La gouvernance SI est une discipline jugée mature basée sur des référentiels qui décrivent les bonnes pratiques, et servent de base aux approches d’audit, de certification qualité, ou d’évaluation des risques. Ils datent tous des années 1980 à 1990 :

  • CMMI (Capability Maturity Model Integration – 1987) a pour objectif de permettre d’appréhender, évaluer et améliorer les activités des entreprises d’ingénierie. Il a été utilisé principalement sur des activités de développement de logiciels et de gestion de projets informatiques.
  • ITIL (Information Technology Infrastructure Library – 1988) est centré sur les services rendus par l’informatique en termes d’efficacité et de qualité, avec une approche orientée « centre de services ». Il est utilisé principalement pour les activités de production informatique. Sa dernière version est la V4 publiée en 2019.
  • COBIT (Control Objectives for Business & Related Technology – 1996) est le référentiel vraiment dédié à la gouvernance SI, qui s’est par ailleurs enrichi dans les années 2000 d’un référentiel centré sur la création de valeur, dénommé VAL IT. Il est intéressant de noter que la dernière version, COBIT 2019, se présente comme offrant une plus grande flexibilité et une plus grande ouverture pour améliorer la pertinence dans le temps de COBIT.
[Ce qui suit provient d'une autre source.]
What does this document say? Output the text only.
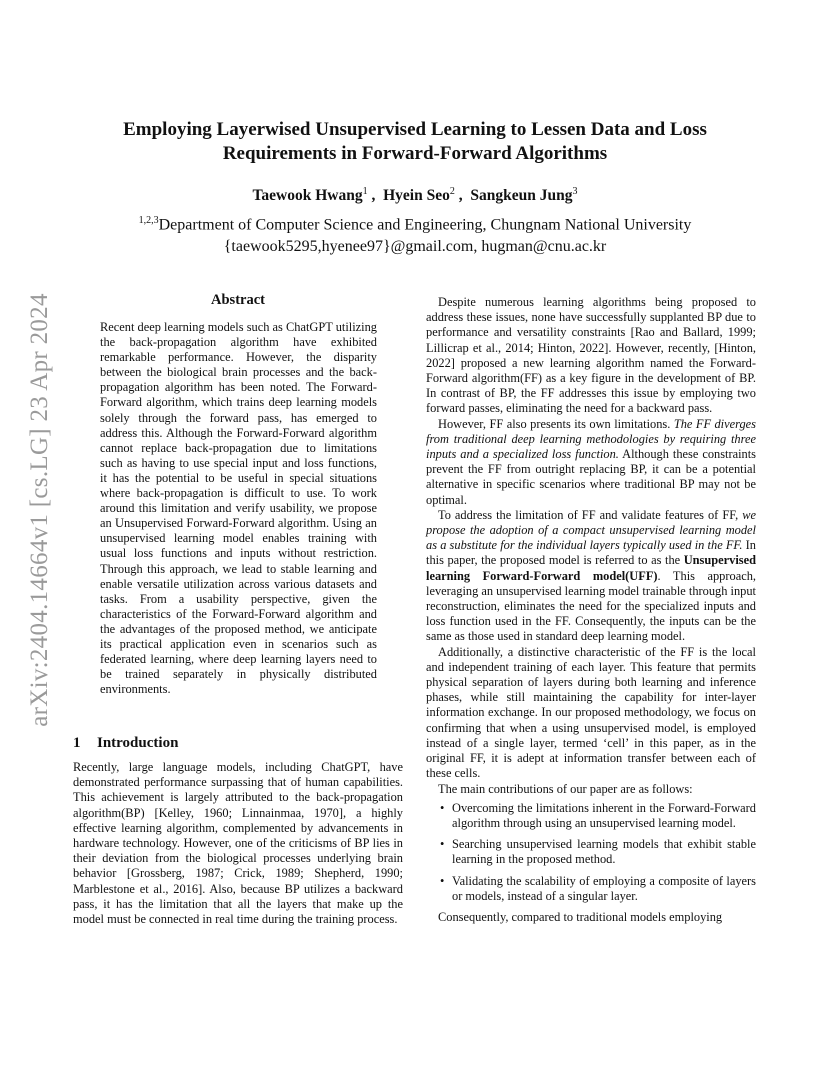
arXiv:2404.14664v1 [cs.LG] 23 Apr 2024
Employing Layerwised Unsupervised Learning to Lessen Data and Loss Requirements in Forward-Forward Algorithms
Taewook Hwang$^1$ ,  Hyein Seo$^2$ ,  Sangkeun Jung$^3$
$^{1,2,3}$Department of Computer Science and Engineering, Chungnam National University
{taewook5295,hyenee97}@gmail.com, hugman@cnu.ac.kr
Abstract
Recent deep learning models such as ChatGPT utilizing the back-propagation algorithm have exhibited remarkable performance. However, the disparity between the biological brain processes and the back-propagation algorithm has been noted. The Forward-Forward algorithm, which trains deep learning models solely through the forward pass, has emerged to address this. Although the Forward-Forward algorithm cannot replace back-propagation due to limitations such as having to use special input and loss functions, it has the potential to be useful in special situations where back-propagation is difficult to use. To work around this limitation and verify usability, we propose an Unsupervised Forward-Forward algorithm. Using an unsupervised learning model enables training with usual loss functions and inputs without restriction. Through this approach, we lead to stable learning and enable versatile utilization across various datasets and tasks. From a usability perspective, given the characteristics of the Forward-Forward algorithm and the advantages of the proposed method, we anticipate its practical application even in scenarios such as federated learning, where deep learning layers need to be trained separately in physically distributed environments.
1 Introduction

Recently, large language models, including ChatGPT, have demonstrated performance surpassing that of human capabilities. This achievement is largely attributed to the back-propagation algorithm(BP) [Kelley, 1960; Linnainmaa, 1970], a highly effective learning algorithm, complemented by advancements in hardware technology. However, one of the criticisms of BP lies in their deviation from the biological processes underlying brain behavior [Grossberg, 1987; Crick, 1989; Shepherd, 1990; Marblestone et al., 2016]. Also, because BP utilizes a backward pass, it has the limitation that all the layers that make up the model must be connected in real time during the training process.

Despite numerous learning algorithms being proposed to address these issues, none have successfully supplanted BP due to performance and versatility constraints [Rao and Ballard, 1999; Lillicrap et al., 2014; Hinton, 2022]. However, recently, [Hinton, 2022] proposed a new learning algorithm named the Forward-Forward algorithm(FF) as a key figure in the development of BP. In contrast of BP, the FF addresses this issue by employing two forward passes, eliminating the need for a backward pass.

However, FF also presents its own limitations. The FF diverges from traditional deep learning methodologies by requiring three inputs and a specialized loss function. Although these constraints prevent the FF from outright replacing BP, it can be a potential alternative in specific scenarios where traditional BP may not be optimal.

To address the limitation of FF and validate features of FF, we propose the adoption of a compact unsupervised learning model as a substitute for the individual layers typically used in the FF. In this paper, the proposed model is referred to as the Unsupervised learning Forward-Forward model(UFF). This approach, leveraging an unsupervised learning model trainable through input reconstruction, eliminates the need for the specialized inputs and loss function used in the FF. Consequently, the inputs can be the same as those used in standard deep learning model.

Additionally, a distinctive characteristic of the FF is the local and independent training of each layer. This feature that permits physical separation of layers during both learning and inference phases, while still maintaining the capability for inter-layer information exchange. In our proposed methodology, we focus on confirming that when a using unsupervised model, is employed instead of a single layer, termed ‘cell’ in this paper, as in the original FF, it is adept at information transfer between each of these cells.

The main contributions of our paper are as follows:

• Overcoming the limitations inherent in the Forward-Forward algorithm through using an unsupervised learning model.
• Searching unsupervised learning models that exhibit stable learning in the proposed method.
• Validating the scalability of employing a composite of layers or models, instead of a singular layer.

Consequently, compared to traditional models employing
Des référentiels pour la gouvernance SI qui partent de la même vision

Mais ces référentiels partent d’une vision centralisée et unifiée de la gestion du SI. Ils mettent peu en perspective les pratiques qu’ils préconisent par rapport au contexte spécifique à chaque entreprise du fait de sa taille, de ses métiers, de sa situation concurrentielle. Ils se sont enrichis au fil du temps, mais sont devenus de plus en plus complexes.
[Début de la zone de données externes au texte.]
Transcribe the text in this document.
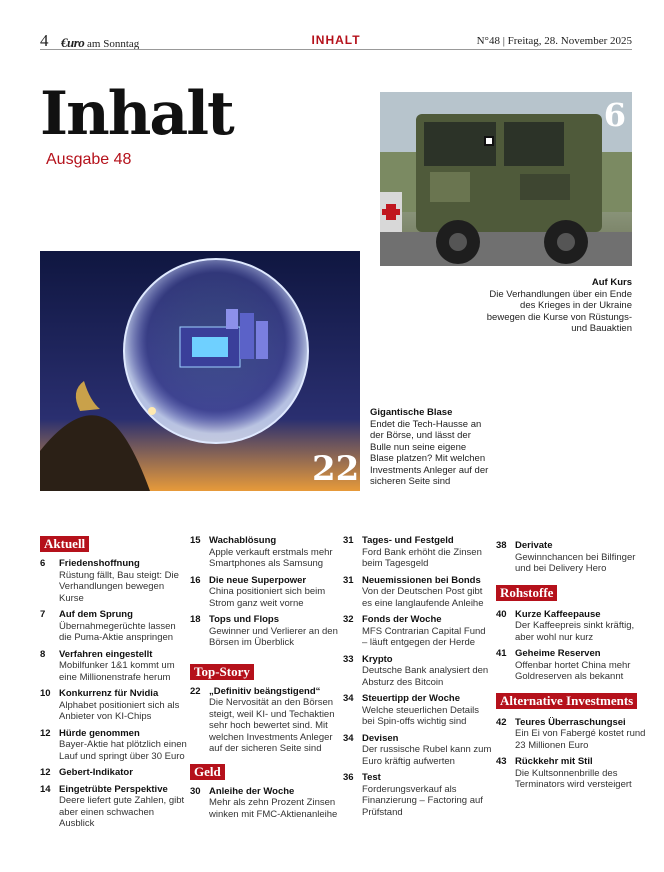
4 €uro am Sonntag	INHALT	N°48 | Freitag, 28. November 2025
Inhalt
Ausgabe 48
6
22
Auf Kurs
Die Verhandlungen über ein Ende des Krieges in der Ukraine bewegen die Kurse von Rüstungs- und Bauaktien
Gigantische Blase
Endet die Tech-Hausse an der Börse, und lässt der Bulle nun seine eigene Blase platzen? Mit welchen Investments Anleger auf der sicheren Seite sind
Aktuell
6	Friedenshoffnung
Rüstung fällt, Bau steigt: Die Verhandlungen bewegen Kurse
7	Auf dem Sprung
Übernahmegerüchte lassen die Puma-Aktie anspringen
8	Verfahren eingestellt
Mobilfunker 1&1 kommt um eine Millionenstrafe herum
10 Konkurrenz für Nvidia
Alphabet positioniert sich als Anbieter von KI-Chips
12 Hürde genommen
Bayer-Aktie hat plötzlich einen Lauf und springt über 30 Euro
12 Gebert-Indikator
14 Eingetrübte Perspektive
Deere liefert gute Zahlen, gibt aber einen schwachen Ausblick
15 Wachablösung
Apple verkauft erstmals mehr Smartphones als Samsung
16 Die neue Superpower
China positioniert sich beim Strom ganz weit vorne
18 Tops und Flops
Gewinner und Verlierer an den Börsen im Überblick
Top-Story
22 „Definitiv beängstigend“
Die Nervosität an den Börsen steigt, weil KI- und Techaktien sehr hoch bewertet sind. Mit welchen Investments Anleger auf der sicheren Seite sind
Geld
30 Anleihe der Woche
Mehr als zehn Prozent Zinsen winken mit FMC-Aktienanleihe
31 Tages- und Festgeld
Ford Bank erhöht die Zinsen beim Tagesgeld
31 Neuemissionen bei Bonds
Von der Deutschen Post gibt es eine langlaufende Anleihe
32 Fonds der Woche
MFS Contrarian Capital Fund – läuft entgegen der Herde
33 Krypto
Deutsche Bank analysiert den Absturz des Bitcoin
34 Steuertipp der Woche
Welche steuerlichen Details bei Spin-offs wichtig sind
34 Devisen
Der russische Rubel kann zum Euro kräftig aufwerten
36 Test
Forderungsverkauf als Finanzierung – Factoring auf Prüfstand
38 Derivate
Gewinnchancen bei Bilfinger und bei Delivery Hero
Rohstoffe
40 Kurze Kaffeepause
Der Kaffeepreis sinkt kräftig, aber wohl nur kurz
41 Geheime Reserven
Offenbar hortet China mehr Goldreserven als bekannt
Alternative Investments
42 Teures Überraschungsei
Ein Ei von Fabergé kostet rund 23 Millionen Euro
43 Rückkehr mit Stil
Die Kultsonnenbrille des Terminators wird versteigert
Ils peuvent donc servir de boite à outils, mais leur utilisation doit être précédée d’une définition du juste niveau de centralisation et de normalisation nécessaires pour garantir unité et cohérence, sans freiner l’innovation et la créativité (qui supposent délégation et déconcentration).

Plusieurs modèles de gouvernance SI doivent aussi pouvoir cohabiter dans l’entreprise

Les méthodes agiles (ScrumSAFe …) sont porteuses de leur propre gouvernance, qui doit s’articuler avec la gouvernance SI globale de l’entreprise sans que celle-ci constitue un frein ou une « surcouche » administrative coûteuse.

Enfin, le ciment d’un modèle de gouvernance SI donnant la part belle à l’autonomie des équipes reste la force de la vision partagée, du sens donné à l’action de chacun : une gouvernance SI rénovée, adaptée aux enjeux de résilience des entreprises exige donc de prendre le temps d’acquérir une compréhension de ce qu’on va construire ensemble.

Plus que jamais, une gouvernance SI efficace suppose un engagement des dirigeants et des choix clairs sur la façon de tirer de la valeur des technologies. Ces choix peuvent ensuite se décliner et être orchestrés en s’appuyant sur les approches agiles (thème développé dans notre prochain article).